In den darauffolgenden Kapiteln werden die Instrumente beschrieben, mit denen Deutschland bis heute durch die Alliierten kontrolliert wird. Es ist paradoxerweise das Thema der Terrorismusbekämpfung und die salafistisch geprägte Radikalisierung, die in Deutschland dazu geführt hat, dass die seit der Nachkriegszeit durch die Alliierten eingeführte deutsche Sicherheitsarchitektur unter Druck geraten ist. Durch eine Vielzahl von Gegensteuerungsmaßnahmen, wie z.B. zentrale Datenbanken oder gemeinsame Lagezentren, oder das 2017 in Kraft getretene BND-Gesetz ebenso das Weißbuch, versucht die Bundesregierung die unzeitgemäße und starre deutsche Sicherheitsstruktur wieder flott zu machen. Angesichts der enormen externen Herausforderungen kommen diese Maßnahmen aber zu spät oder tragen schlichtweg das falsche Etikett. Betrachtet man die sogenannten Sicherheitspakte und die legistische Aufrüstung der Sicherheitsbehörden aus einer gewissen Distanz, so kann man sich des Verdachtes nicht erwehren, dass sich die Bundesregierung weniger auf terroristische Bedrohungslagen einstellt, als vielmehr zu erwartende soziale Unruhen.

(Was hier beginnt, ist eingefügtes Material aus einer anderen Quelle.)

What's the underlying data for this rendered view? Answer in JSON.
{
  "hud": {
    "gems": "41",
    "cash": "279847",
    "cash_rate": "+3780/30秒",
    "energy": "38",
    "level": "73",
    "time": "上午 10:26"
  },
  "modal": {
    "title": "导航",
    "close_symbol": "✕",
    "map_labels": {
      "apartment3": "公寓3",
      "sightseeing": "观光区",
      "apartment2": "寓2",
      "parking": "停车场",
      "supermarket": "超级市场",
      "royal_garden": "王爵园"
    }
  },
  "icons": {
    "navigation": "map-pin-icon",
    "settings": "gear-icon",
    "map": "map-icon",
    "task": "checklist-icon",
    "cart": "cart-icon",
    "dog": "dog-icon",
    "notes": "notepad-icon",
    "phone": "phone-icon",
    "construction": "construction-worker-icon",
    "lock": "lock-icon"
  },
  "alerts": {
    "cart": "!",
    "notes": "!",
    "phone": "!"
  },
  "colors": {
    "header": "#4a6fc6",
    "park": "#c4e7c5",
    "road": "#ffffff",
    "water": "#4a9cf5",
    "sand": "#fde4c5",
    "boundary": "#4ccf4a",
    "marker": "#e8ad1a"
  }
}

Der dritte und letzte Teil des Buches beschäftigt sich mit dem sicherheitspolitischen Umfeld, also mit der Frage, was auf Europa und insbesondere Deutschland zukommt. Das Flüchtlingsaufkommen vor dem Hintergrund bereits in Europa und Deutschland existierender salafistischer Strukturen wird als eine der zentralen gesellschaftspolitischen Herausforderungen charakterisiert. Die sich solcherart abzeichnenden sicherheitspolitischen Gefährdungen werden noch zusätzlich durch deutliche Erodierungstendenzen der EU verstärkt. Schon heute hat die Brexit-Abstimmung in Großbritannien die geopolitische Landkarte Europas nachhaltig beeinflusst. Auch die NATO als Anker europäischer Sicherheit steht vor Veränderungen. Sollte sich die NATO, nach Vorstellungen des amerikanischen Präsidenten verstärkt der Terrorismusbekämpfung widmen, so hat das politisch wie militärisch fundamentale Änderungen der NATO-Struktur zur Folge. Schon heute werden europäische Lösungen oder europäische bilaterale militärische Ansätze in einem neuen Licht diskutiert. Deutschland, ob es will oder nicht, wird in eine europäische Führungsrolle gedrängt und löst damit historisch bedingte Ressentiments bei den osteuropäischen Partnerstaaten aus. Noch nie war die EU so gespalten wie Anfang 2017. Diese Tendenz wird sich wohl fortsetzen und fordert den Weiterbestand der EU, so wie wir sie kenne, nachhaltig heraus. Diese Themen werden im letzten Teil des Buches beschrieben.

Wie eng dieses transatlantische Konzept nicht nur Deutschland einschnürt und wie sehr wir an einer neuen politischen Schwelle in Europa stehen, darüber handelt dieses Buch. Europa muss sich neu gestalten und auf Deutschland wird eine neue Rolle in einem veränderten Europa zukommen.

2.DEUTSCHLAND ALS ZENTRUM DER ALLIIERTEN WIRTSCHAFTSSPIONAGE

Deutschland ist zu einem prominenten Aufklärungsziel für alle Formen der Wirtschaftskriminalität aufgestiegen. Zugleich sind die deutschen Behörden technisch kaum in der Lage, Wirtschaftsspionage ausländischer Nachrichtendienste mit der dafür notwendigen Nachhaltigkeit und Expertise aufzuklären. Die Abwehr von Wirtschafts- und Industriespionage war primär auf Russland, China und Nordkorea ausgerichtet. Spionage der NATO-Partner in Deutschland war hier kein Thema. Spionage, vor allem Wirtschaftsspionage, durch die Alliierten, allen voran durch die USA, aber auch durch Großbritannien und Frankreich, wurde von den Sicherheitsbehörden und auch von der deutschen Politik kaum wahrgenommen. Seit Snowden hat jedoch ein Umdenken eingesetzt.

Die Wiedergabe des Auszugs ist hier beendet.